The primary undesirable plant was chickweed, which is easily eliminated by a weak solution of glyphosate. A closer examination revealed a problem with my well thought out plans. I could see plants in the mix that were definitely not weeds. Spraying was removed from my list of weed control options.

This is Draba cuneifolia, a small winter annual that will grow through the winter and flower sometime early next April. At least I’m assuming it to be Draba cuneifolia. It’s hard to identify the Drabas when they’re this young. The only other option is Draba reptans, but that species usually germinates a little later in the fall and doesn’t reach this size until late winter. Either way, this is one of the uncommon Draba species that I’m trying to cultivate in this pot.

I persuaded President Lincoln to enter the frame for a size comparison to illustrate the tiny size of these seedlings. I took the time to weed this small space using a pair of tweezers, so things were clear enough to see the Drabas. At this stage, these are very fragile plants that are easily damaged, so it’s a rather delicate operation to remove weeds without compromising the integrity of the Draba root system. During the next few months they’ll have to withstand heavy rains, deep snow and freezing temperatures. It’s amazing that any survive the ordeal.

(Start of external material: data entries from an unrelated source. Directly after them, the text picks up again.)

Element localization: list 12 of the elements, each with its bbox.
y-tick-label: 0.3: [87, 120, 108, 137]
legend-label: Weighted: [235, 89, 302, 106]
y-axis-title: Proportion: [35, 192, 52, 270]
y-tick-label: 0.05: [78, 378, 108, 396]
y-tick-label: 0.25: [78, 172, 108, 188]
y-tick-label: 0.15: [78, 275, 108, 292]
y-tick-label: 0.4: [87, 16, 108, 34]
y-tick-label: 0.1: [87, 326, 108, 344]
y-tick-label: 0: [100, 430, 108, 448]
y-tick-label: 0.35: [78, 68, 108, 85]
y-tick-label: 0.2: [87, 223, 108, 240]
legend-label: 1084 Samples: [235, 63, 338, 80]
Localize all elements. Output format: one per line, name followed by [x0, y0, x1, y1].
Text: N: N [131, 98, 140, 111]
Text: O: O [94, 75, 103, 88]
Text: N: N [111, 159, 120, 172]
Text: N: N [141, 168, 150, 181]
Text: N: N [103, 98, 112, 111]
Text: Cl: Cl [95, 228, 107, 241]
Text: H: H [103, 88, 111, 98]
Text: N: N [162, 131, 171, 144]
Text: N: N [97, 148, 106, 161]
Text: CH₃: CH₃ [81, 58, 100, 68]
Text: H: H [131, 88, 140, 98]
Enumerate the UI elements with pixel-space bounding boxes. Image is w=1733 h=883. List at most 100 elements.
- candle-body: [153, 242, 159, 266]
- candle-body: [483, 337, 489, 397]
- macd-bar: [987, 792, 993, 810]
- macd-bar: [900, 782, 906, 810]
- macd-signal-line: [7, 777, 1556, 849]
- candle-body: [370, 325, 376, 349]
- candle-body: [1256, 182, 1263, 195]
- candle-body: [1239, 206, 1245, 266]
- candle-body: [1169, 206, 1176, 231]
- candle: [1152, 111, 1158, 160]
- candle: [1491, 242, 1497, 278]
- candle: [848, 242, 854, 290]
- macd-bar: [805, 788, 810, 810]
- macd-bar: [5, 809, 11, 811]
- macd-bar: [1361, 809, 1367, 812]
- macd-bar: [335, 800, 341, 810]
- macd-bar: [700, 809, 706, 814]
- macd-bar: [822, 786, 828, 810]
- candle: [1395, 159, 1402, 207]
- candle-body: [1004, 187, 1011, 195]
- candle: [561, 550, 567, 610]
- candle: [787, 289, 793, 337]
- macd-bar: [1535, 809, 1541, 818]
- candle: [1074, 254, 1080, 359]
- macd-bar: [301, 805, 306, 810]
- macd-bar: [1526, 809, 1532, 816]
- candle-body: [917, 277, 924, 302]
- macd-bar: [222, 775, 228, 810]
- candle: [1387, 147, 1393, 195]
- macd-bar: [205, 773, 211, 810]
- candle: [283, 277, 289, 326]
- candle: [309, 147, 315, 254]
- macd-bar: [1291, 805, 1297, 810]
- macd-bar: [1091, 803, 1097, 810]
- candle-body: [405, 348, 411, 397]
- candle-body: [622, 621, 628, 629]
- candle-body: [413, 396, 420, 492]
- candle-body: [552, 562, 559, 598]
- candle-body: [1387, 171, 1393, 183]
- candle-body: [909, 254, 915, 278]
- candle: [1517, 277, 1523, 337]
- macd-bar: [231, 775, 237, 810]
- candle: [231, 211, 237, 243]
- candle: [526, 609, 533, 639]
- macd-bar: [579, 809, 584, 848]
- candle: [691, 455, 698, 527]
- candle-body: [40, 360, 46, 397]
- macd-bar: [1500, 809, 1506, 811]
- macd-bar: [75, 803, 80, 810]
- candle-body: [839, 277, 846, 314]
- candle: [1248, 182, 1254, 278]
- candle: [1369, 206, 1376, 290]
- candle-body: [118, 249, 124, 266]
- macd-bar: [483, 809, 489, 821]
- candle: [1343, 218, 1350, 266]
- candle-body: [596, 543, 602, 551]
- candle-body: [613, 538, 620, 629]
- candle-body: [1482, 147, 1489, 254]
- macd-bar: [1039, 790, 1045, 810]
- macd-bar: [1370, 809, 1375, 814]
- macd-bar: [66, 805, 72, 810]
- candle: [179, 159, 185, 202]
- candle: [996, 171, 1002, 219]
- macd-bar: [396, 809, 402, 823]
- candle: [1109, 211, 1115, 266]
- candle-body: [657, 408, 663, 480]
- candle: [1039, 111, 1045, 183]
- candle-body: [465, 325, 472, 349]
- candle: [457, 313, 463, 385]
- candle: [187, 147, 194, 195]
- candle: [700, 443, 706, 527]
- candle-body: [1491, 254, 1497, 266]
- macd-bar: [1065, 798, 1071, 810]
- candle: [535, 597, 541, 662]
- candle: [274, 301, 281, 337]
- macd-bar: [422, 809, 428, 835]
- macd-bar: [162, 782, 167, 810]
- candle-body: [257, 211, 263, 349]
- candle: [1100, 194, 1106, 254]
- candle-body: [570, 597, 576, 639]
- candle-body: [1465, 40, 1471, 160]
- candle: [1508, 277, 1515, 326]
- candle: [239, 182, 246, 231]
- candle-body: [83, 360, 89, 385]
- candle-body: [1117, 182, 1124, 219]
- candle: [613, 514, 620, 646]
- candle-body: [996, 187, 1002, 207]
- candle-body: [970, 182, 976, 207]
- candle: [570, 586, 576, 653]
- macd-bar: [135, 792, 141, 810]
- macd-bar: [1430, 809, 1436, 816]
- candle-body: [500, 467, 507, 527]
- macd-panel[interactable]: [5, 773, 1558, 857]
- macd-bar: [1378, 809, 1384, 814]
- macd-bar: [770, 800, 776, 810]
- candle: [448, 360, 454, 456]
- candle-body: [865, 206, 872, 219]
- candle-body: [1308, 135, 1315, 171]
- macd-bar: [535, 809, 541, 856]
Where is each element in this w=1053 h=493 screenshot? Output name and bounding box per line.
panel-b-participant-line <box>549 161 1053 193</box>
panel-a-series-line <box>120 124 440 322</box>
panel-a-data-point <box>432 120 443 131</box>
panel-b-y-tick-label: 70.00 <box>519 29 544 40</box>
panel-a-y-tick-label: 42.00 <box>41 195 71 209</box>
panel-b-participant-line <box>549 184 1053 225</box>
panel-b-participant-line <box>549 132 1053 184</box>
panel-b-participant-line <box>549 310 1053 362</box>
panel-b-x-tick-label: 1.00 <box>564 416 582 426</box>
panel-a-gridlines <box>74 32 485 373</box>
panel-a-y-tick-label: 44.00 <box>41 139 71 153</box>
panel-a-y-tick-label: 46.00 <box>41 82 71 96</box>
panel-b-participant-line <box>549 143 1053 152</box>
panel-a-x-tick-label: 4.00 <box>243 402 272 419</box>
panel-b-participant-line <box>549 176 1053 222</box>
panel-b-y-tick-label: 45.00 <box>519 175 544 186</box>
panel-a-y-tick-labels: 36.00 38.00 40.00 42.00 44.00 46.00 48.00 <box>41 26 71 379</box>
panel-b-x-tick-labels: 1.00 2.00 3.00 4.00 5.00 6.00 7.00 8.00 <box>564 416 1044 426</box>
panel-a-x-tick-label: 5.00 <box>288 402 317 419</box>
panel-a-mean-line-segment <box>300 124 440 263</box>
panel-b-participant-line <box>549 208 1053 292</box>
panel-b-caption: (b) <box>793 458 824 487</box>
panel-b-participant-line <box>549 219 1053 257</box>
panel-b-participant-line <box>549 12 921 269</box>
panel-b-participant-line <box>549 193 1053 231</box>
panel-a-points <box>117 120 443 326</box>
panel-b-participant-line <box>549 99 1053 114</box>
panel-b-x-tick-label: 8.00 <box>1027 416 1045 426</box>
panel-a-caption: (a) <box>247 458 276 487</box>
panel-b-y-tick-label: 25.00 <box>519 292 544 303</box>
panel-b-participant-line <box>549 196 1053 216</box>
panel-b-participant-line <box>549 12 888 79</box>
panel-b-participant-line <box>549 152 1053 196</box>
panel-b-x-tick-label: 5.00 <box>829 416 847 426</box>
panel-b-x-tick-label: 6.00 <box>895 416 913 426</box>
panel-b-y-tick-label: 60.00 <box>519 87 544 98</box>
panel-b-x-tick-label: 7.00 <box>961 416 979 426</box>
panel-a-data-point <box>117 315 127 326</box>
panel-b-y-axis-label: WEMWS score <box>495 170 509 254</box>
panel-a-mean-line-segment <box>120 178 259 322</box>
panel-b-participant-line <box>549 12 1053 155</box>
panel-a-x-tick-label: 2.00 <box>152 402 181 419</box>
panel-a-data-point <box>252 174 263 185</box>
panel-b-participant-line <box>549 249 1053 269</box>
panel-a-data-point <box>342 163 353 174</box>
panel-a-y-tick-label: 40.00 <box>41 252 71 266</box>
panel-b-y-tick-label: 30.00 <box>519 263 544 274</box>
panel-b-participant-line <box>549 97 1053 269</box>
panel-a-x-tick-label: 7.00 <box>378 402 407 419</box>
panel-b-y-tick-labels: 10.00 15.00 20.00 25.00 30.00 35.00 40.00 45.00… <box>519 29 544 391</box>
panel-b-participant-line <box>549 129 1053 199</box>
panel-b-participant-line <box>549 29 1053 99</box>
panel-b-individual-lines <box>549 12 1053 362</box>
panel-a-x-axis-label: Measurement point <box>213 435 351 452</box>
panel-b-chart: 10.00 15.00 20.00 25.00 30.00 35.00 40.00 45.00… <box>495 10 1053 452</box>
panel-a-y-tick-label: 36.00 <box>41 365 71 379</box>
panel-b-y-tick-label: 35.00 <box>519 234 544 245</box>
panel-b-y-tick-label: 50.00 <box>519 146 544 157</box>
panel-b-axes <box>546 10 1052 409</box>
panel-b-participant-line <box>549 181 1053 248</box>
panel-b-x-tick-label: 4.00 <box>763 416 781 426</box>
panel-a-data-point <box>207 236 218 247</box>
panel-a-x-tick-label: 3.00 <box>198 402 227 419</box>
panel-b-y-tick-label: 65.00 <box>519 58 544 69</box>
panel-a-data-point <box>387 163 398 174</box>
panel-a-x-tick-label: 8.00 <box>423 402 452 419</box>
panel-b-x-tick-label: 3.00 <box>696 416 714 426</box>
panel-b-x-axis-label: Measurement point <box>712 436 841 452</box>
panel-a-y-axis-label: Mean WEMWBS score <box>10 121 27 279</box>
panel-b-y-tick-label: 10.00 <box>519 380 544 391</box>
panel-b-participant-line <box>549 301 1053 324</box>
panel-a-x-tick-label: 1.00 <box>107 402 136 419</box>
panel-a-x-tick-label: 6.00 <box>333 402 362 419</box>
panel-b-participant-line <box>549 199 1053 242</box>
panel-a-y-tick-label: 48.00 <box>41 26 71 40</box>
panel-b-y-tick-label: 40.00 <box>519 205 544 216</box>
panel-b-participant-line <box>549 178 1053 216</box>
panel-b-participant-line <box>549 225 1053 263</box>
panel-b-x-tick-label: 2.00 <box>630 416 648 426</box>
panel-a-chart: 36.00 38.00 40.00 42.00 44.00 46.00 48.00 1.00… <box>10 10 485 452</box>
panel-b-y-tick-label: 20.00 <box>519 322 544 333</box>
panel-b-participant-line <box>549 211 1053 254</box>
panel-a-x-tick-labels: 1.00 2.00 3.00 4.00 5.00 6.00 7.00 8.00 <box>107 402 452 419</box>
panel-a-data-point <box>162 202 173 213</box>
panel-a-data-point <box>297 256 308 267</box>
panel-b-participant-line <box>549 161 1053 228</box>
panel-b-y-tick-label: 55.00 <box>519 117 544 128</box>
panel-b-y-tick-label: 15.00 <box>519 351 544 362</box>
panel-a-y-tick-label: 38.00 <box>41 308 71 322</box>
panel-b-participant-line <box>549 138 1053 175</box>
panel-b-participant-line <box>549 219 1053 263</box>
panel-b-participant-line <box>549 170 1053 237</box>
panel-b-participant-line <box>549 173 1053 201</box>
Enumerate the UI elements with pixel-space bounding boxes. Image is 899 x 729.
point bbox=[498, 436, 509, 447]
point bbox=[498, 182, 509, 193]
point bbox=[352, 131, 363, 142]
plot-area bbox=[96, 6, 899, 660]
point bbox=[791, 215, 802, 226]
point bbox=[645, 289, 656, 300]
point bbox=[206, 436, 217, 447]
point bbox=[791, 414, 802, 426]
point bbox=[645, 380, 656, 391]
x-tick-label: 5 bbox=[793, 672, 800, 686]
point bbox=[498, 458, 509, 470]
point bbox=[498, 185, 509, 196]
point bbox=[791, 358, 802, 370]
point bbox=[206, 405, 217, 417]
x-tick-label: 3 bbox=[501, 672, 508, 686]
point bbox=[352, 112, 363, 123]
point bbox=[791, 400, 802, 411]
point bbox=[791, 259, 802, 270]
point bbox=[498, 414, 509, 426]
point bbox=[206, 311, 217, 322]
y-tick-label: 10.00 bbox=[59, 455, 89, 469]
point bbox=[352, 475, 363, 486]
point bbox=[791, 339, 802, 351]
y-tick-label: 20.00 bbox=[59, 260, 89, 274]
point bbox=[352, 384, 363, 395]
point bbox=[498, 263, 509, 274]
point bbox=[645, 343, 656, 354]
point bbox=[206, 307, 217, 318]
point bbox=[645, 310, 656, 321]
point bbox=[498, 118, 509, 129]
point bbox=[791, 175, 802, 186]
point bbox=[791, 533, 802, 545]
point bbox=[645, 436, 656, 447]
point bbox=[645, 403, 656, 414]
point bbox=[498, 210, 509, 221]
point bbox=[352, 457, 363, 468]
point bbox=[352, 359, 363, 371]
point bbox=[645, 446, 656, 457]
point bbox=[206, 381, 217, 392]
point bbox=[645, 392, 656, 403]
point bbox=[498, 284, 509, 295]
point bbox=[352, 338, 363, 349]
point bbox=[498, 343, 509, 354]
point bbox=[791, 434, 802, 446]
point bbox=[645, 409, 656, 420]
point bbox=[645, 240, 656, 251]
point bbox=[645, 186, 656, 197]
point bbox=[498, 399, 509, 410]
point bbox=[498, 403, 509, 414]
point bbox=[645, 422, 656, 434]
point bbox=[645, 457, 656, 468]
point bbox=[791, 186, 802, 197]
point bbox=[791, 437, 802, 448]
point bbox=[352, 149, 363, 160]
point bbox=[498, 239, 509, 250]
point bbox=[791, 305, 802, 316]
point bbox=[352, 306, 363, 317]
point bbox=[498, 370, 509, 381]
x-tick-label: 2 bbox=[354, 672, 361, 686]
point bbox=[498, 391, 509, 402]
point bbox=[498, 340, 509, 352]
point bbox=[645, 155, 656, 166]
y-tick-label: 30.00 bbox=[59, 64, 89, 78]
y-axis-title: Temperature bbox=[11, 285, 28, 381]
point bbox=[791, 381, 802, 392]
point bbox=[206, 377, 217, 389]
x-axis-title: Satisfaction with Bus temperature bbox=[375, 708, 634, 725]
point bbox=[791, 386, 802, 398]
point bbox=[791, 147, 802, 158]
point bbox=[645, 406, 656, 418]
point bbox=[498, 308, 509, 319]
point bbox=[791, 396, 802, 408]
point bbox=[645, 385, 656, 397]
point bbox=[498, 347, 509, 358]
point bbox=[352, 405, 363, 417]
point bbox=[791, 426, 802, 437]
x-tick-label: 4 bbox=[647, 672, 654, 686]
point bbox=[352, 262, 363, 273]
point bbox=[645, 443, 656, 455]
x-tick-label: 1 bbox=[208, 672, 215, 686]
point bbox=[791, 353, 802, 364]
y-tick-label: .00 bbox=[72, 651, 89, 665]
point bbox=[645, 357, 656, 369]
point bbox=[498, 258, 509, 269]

There are still a lot of weeds left to destroy in this pot. I may have to modify some tiny tools to make the weeding process a bit easier. I wonder if this is what’s meant by micromanagement.

Leavenworthia uniflora, another uncommon native winter annual, is also actively growing in the pot. Leavenworthia are a little more robust that the Drabas, but they’re still awfully small. Soil in this pot mimics as closely as possible the conditions found on the barren sites where these plants normally grow. That means there should be some Draba and Leavenworthia germinating out in the barrens. I’ve been looking, but I’ve yet to find any. The problem is that, even though I try to harvest as much of this seed as possible, the concentration of plants and the amount of seed falling to the soil within the pots is probably hundreds of times greater than what is found in any of the natural barren openings. You would need to search thousands of square feet of barren areas to find the same number of plants growing in this one pot. What I’m trying to convey is the difficulty of finding plants this small out in a natural field.

I guess I’ll just have to take part of a nice sunny day and tweeze the weeds out of this pot. I’m trying to produce enough seed so that next year I can plant a Draba/Leavenworthia bed. I should probably get the soil for that bed in place right away so I can get an early start on weed control. Tweezing weeds out of an 18 inch diameter pot is bad enough. I certainly don’t want to do the same thing to 30 or 40 square feet of bed.


  1. Very cool that you are cultivating these species! Last April we went out on a foray hunting these small creatures with our cameras!

  2. I second go native's comment about growing these. Is this for seed production to enhance or develop new wild populations?
    We have these species in Missouri dolomite glades (=barrens), too. What amazes me is that they can occur in such tiny and widely dispersed bits of appropriate habitat, over such a broad range. One wonders how in the world they got everywhere they occur?!

  3. Hi, Go Native. I hope you were able to get some good pictures. I have trouble taking photos of Drabas that have all of the plant parts in focus.

    Hi, James. I started growing these species in pots just to get an idea of how they developed. I was surprised when I first saw seedlings in September. Draba seed seems small enough to become airborne on a windy day and the winged Leavenworthia seed ought to be easily moved by the wind. The fact that so many apparently suitable sites are without these plants suggests that seed movement is not a common or a speedy process.